The Court examined the secret material which constituted the basis for the Defense Minister’s decision to confiscate the container. The judgment states that from the material the justices were able to discern that the delivery was for “a charity organization which is part of the Palestinian Islamic jihad terror group, which was outlawed for being an illegal association.” According to the State’s submissions, the delivery of such support parcels is “one of the [terror group’s] ways to aid and support its people and their families”.
The Justices persist, “in this state of affairs, in the presence of overwhelming administrative evidence and considering the discretion granted to the Defense Minister, we did not see a basis to interfere with the decision.” Most appallingly, the Court stated that it was informed by the State Attorney that “the confiscated delivery will be handed over to the Palestinian Authority for the purpose of its distribution.”
The only ground presented by the Court to justify the reasoning of its decision was that pertaining to the secret evidence, which had in this case, unlike in previous ones, attested to a relation between the delivery and a terror organization. The justices, Beinisch, Rivlin and Arbel, equally used this opportunity to confirm the longstanding discretion granted to state officials in the exercise of their authority when matters of state security are at hand. This is a characteristic decision for the Israeli Supreme Court (the complaints body for the occupation regime in the occupied Palestinian territories) who has unquestionably become the face of the occupation through its unrelenting support of the Israeli government’s policies that continue to violate international law under the veil of the Court’s typically laconic, unreasoned decisions.

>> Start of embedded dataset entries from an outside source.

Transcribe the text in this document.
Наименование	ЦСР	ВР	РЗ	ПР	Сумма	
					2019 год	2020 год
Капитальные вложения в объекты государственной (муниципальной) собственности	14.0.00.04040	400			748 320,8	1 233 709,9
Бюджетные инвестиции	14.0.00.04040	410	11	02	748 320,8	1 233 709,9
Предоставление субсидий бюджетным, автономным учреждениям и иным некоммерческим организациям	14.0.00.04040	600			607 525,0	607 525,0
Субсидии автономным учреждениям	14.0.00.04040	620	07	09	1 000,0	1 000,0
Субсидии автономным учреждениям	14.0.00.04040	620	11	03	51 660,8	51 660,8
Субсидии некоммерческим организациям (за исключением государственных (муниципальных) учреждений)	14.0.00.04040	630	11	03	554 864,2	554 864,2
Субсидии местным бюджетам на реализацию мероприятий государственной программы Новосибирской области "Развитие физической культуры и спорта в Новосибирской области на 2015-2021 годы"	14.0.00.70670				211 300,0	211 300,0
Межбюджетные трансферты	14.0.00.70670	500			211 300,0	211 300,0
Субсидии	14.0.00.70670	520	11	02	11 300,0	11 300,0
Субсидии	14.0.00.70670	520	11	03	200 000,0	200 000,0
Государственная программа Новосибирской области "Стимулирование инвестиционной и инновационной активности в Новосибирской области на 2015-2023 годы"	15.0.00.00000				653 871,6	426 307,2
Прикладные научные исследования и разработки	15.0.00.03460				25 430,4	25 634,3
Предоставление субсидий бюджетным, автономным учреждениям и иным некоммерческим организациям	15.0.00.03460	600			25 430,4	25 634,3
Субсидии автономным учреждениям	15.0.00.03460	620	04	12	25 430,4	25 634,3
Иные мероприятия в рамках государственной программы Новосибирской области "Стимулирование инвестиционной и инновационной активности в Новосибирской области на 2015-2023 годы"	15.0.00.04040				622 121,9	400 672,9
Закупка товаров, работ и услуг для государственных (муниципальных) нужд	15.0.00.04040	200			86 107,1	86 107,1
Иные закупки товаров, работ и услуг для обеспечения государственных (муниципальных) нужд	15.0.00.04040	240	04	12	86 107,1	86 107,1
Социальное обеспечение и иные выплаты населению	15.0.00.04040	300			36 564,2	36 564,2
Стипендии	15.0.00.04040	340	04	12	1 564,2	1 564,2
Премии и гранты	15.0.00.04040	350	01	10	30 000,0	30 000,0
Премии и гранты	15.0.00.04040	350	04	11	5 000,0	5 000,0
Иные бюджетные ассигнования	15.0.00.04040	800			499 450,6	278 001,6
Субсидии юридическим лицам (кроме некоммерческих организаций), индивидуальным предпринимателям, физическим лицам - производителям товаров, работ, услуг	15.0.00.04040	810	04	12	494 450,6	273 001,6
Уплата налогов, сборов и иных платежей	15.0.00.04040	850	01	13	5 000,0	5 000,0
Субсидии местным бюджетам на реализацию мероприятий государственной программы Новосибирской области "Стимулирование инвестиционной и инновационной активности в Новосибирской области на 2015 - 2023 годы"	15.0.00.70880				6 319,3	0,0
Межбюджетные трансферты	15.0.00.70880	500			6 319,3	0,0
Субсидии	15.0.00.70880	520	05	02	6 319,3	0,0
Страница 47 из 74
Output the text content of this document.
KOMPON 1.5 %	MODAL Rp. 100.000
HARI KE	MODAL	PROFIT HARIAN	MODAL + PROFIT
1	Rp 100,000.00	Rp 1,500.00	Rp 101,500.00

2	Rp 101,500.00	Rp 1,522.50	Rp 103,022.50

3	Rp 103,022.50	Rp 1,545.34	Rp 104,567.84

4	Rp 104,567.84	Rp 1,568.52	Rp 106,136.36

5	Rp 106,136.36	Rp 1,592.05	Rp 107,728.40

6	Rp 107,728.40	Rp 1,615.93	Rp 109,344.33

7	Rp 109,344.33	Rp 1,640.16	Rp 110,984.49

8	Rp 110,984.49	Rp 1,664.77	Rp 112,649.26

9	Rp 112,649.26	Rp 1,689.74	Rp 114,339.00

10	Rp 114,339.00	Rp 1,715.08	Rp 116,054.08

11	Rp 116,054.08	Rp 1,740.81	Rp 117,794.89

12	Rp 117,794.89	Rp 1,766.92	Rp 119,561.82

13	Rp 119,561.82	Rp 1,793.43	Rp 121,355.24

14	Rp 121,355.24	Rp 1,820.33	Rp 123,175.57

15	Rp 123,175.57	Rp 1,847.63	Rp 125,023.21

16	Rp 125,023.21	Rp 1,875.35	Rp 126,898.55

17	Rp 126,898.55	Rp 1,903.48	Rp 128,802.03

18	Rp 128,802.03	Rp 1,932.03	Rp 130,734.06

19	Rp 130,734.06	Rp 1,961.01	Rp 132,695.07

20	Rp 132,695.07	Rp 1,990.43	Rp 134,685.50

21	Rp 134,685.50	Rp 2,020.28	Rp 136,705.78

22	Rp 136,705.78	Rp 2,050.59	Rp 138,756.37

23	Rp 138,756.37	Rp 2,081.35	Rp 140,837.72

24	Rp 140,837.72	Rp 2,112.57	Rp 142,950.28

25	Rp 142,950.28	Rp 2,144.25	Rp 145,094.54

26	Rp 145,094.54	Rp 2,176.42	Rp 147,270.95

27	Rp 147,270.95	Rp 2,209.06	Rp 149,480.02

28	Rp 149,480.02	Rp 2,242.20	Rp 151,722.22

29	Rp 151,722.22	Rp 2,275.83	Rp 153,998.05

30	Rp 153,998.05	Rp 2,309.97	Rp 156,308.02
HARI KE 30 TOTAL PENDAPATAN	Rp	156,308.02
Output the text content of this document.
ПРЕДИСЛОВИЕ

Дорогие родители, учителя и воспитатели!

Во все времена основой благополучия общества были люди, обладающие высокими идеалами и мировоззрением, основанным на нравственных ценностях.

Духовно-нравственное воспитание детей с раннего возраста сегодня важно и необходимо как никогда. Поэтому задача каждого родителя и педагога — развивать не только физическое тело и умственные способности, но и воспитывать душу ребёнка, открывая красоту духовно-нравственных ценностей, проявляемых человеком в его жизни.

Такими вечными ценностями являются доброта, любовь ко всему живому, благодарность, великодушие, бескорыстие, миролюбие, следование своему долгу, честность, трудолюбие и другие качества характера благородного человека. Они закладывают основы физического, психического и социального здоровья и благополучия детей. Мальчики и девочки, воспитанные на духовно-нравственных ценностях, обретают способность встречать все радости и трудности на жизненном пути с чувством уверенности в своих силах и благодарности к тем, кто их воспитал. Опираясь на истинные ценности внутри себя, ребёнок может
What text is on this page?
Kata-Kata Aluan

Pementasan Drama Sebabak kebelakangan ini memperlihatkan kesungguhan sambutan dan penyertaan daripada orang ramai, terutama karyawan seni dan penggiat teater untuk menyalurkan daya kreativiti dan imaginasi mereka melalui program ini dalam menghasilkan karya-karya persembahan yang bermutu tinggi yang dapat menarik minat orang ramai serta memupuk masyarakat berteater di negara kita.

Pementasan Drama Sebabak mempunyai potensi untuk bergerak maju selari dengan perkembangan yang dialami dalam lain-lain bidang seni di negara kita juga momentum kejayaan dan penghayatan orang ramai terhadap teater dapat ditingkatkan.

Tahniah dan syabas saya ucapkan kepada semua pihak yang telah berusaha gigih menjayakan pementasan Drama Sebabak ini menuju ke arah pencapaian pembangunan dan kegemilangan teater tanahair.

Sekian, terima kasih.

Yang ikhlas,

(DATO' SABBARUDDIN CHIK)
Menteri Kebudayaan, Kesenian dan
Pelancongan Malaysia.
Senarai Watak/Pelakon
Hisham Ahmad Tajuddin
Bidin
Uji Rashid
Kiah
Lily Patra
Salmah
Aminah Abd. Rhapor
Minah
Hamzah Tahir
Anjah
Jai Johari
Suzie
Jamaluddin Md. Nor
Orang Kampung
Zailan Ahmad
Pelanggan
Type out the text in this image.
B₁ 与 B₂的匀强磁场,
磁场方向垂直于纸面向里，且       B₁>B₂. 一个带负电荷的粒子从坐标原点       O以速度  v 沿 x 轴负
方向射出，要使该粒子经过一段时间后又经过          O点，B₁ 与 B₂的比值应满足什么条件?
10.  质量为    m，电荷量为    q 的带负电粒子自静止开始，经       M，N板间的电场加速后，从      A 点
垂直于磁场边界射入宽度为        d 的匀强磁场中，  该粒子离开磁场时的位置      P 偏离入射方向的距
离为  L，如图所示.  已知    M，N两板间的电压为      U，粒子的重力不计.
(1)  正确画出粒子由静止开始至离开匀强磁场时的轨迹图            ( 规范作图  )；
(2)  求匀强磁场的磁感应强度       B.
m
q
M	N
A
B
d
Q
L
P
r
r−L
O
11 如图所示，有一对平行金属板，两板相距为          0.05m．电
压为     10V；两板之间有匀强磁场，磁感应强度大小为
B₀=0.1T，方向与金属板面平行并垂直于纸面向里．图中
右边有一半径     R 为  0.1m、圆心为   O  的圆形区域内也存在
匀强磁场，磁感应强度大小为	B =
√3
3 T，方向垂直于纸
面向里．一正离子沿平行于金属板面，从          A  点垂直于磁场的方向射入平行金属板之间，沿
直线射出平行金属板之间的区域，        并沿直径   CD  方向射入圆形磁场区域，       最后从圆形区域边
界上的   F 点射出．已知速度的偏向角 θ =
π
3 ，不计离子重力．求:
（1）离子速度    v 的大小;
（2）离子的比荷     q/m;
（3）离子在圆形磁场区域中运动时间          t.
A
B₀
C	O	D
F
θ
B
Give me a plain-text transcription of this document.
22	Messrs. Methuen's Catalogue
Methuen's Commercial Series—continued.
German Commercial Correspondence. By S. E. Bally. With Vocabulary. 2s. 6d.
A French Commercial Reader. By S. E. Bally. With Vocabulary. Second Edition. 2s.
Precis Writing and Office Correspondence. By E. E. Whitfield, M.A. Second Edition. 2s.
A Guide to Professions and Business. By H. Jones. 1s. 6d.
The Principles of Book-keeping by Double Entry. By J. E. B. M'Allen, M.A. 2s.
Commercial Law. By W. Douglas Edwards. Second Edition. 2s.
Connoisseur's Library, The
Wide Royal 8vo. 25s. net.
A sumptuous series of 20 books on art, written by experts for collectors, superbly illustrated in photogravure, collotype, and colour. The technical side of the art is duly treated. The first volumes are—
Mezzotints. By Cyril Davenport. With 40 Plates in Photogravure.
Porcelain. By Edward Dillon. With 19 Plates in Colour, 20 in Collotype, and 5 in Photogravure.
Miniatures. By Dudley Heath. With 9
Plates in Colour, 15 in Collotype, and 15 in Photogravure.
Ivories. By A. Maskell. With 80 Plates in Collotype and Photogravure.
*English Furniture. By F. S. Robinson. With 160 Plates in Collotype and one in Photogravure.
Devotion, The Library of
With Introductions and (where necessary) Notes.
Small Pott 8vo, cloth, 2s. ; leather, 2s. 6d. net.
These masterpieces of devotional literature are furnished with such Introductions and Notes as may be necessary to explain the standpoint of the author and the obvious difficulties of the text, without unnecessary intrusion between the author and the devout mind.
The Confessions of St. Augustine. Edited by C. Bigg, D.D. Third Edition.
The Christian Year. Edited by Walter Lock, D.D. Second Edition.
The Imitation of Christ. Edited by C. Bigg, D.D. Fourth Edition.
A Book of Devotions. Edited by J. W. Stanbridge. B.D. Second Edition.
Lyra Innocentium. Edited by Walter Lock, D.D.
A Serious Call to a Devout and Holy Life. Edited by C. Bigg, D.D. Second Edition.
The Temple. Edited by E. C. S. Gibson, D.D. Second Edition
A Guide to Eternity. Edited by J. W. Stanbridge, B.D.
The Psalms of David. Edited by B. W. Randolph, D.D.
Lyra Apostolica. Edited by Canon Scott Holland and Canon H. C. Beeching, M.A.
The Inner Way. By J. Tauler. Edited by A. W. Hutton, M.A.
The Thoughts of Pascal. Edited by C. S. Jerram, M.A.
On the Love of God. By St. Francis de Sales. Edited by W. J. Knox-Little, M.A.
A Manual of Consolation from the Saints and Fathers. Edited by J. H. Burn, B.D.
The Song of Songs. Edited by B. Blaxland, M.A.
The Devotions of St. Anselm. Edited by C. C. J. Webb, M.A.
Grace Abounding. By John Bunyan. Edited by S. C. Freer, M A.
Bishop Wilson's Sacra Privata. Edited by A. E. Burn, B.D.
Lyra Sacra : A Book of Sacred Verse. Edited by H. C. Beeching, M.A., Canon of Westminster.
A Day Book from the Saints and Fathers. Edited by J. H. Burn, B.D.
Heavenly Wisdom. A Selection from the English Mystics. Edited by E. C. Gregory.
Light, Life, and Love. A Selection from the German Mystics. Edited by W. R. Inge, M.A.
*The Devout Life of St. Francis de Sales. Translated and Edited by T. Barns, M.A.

Not apart from this instance of the Court’s jurisprudential practice is also Israel’s persisting refusal to recognize its responsibilities as a Belligerent Occupant, both in the West Bank and in the Gaza Strip and adhere to its positive obligations in favour of the occupied population, which depends on it for all of its daily needs and the enjoyment of its most basic human rights. Israel confirms its position in this regard also in the report it recently submitted (25 September 2008) to the UN Human Rights Council’s Universal Periodic Review mechanism, that omits (a practice characteristic of Israel’s reports submitted to UN monitoring human rights bodies) any mention of the occupation regime that Israel upholds in the occupied Palestinian territories, where it systematically violates basic human rights and commits war crimes.